Privacy, security, data protection and civil liberties in the Queen’s Speech

This morning the Queen outlined the Government’s plans for the next two years. The full text is available online here.

A number of proposals relevant to privacy, security, data protection and the freedom of the internet were included. These fall under a number of headings.

  1. Digital Charter
  2. Data Protection
  3. Countering Extremism
  4. Counter Terrorism

Arguably all of these proposals are in part inextricably linked to one another.

The Digital Charter is defined as the Government wanting to create a “framework which balances users’ and businesses‘ freedom and security online”.  They go on to assert that they support “a free and open internet” but that any “freedom must be balanced with protections”.

These proposals, on the surface, will seem to many to be both sensible and reassuring, but what will a Digital Charter really entail and what is really meant when they say our freedom must be balanced with protections?

We will monitor the Digital Charter closely to ensure that whatever solutions are proposed do not impinge unnecessarily on our privacy or civil liberties.

It will come as no surprise that we welcome the Data Protection Bill and support the intention to write the General Data Protection Regulation into our national law.

Anything which will “strengthen rights and empower individuals to have more control over their personal data” is a positive, but of course we say that with caution.

The Government have a poor track record recently on understanding what “control over personal data” means in practice.  Let’s not forget Part 5 of the Digital Economy Bill which made a total hash of data sharing with government, and led to citizens having absolutely no control over their data once they hand it over to government officials.  If this practice of keeping citizens at arms-length from their data continues we will find ourselves at odds with the movement in Europe towards improved data protection and citizens’ data rights.

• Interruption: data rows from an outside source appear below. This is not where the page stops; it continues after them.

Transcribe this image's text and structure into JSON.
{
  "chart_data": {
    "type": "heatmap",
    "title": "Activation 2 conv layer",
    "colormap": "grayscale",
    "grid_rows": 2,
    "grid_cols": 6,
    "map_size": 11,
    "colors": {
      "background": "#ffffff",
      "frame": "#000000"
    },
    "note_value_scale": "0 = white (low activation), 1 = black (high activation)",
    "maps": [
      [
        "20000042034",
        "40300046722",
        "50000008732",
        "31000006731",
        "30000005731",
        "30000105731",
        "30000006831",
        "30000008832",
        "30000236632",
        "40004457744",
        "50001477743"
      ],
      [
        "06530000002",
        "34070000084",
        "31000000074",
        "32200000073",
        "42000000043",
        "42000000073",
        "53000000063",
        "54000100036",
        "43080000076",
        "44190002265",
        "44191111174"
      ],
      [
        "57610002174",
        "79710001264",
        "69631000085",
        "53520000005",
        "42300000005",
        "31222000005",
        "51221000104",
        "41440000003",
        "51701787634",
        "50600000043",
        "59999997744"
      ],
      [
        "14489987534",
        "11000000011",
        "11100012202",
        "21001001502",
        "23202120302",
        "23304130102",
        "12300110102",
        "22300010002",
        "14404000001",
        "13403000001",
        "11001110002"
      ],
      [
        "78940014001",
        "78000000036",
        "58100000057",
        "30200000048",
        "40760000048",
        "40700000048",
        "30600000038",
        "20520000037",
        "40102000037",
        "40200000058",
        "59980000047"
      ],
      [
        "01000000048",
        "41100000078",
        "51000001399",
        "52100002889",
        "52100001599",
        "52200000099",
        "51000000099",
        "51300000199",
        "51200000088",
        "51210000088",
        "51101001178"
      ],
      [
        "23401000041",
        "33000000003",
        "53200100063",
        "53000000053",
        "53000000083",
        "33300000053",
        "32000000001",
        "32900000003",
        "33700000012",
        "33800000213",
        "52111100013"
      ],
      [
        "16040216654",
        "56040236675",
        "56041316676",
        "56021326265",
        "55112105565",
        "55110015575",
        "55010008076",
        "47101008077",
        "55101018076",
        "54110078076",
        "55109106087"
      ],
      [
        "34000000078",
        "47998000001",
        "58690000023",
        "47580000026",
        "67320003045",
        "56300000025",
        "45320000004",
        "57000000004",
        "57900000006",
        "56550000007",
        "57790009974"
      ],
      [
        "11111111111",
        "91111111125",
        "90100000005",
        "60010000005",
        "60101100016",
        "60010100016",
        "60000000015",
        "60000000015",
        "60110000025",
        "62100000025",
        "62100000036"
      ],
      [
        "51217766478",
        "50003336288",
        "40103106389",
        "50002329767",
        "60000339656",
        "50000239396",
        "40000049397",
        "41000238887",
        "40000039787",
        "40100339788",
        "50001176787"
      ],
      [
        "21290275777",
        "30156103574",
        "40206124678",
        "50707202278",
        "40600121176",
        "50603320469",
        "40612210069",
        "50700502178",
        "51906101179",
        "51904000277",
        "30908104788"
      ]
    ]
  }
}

Don’t forget the safer our personal data is, the safer we are.

The intention to establish a statutory commission for countering extremism brings a whole host of concerns.  Defining “extremism” is not as straight forward as the Government seem to think.  Indeed they themselves have admitted that it is not clear cut.   We are extremely concerned by the intention to establish a commission and will be raising concern with it via our work with the Defend Free Speech coalition.  You can read more about that here.

The intention for another counter-terrorism review in order to “ensure that the police and security services have all the powers they need” is already facing challenge from the new Independent Reviewer of Terrorism Legislation Max Hill who has made clear since taking the role that “we do have the appropriate laws in place, and that essentially the police and security services, and those whose job it is to keep us safe, do have the powers at their disposal.” We support this view, particularly following the passing of the all-encompassing Investigatory Powers Act.

The intention to establish “no safe spaces on the internet for terrorists” will undoubtedly bring the issue of encryption into the spotlight. How this will marry with creating a safe internet for all and protecting national infrastructure is unclear.

It will pose a serious challenge for the Government, because maintaining the security of the critical national infrastructure another key plan of the Government will require strong and unbreakable encryption.

Though it is not mentioned anywhere in the Queen’s Speech documents, cybersecurity is going to become increasingly urgent and with it the need for encryption will be absolutely critical, which makes the counter terrorism plans to ensure there are “no safe spaces on the internet for terrorists” decidedly problematic.

Make no mistake, if we are to protect the country and all its citizens from cyberattacks; such as that which recently took out the NHS, encryption is necessary.  Any attempts to weaken encryption  or permit backdoors to be established  under the guise of protecting the country from terrorists, will simply leave us wide open to exploitation from hackers, rogue nation states or those who wish to cause mass scale harm online.

All of these proposals could have a profound impact on the wellbeing and security of all citizens on and offline.  As going online is less a choice and more a necessary process of living, the Government are going to have to change the way they engage with us on these critical issues. Discussion about the complexities of security on and offline will have to be more honest.  Treating these issues as zero sum games cannot go on.  Attempting to pull the wool over our eyes will do more harm than good.

We shall follow all these proposals closely and continue to challenge anything which we believe will impact UK citizens’ civil liberties, privacy or online security.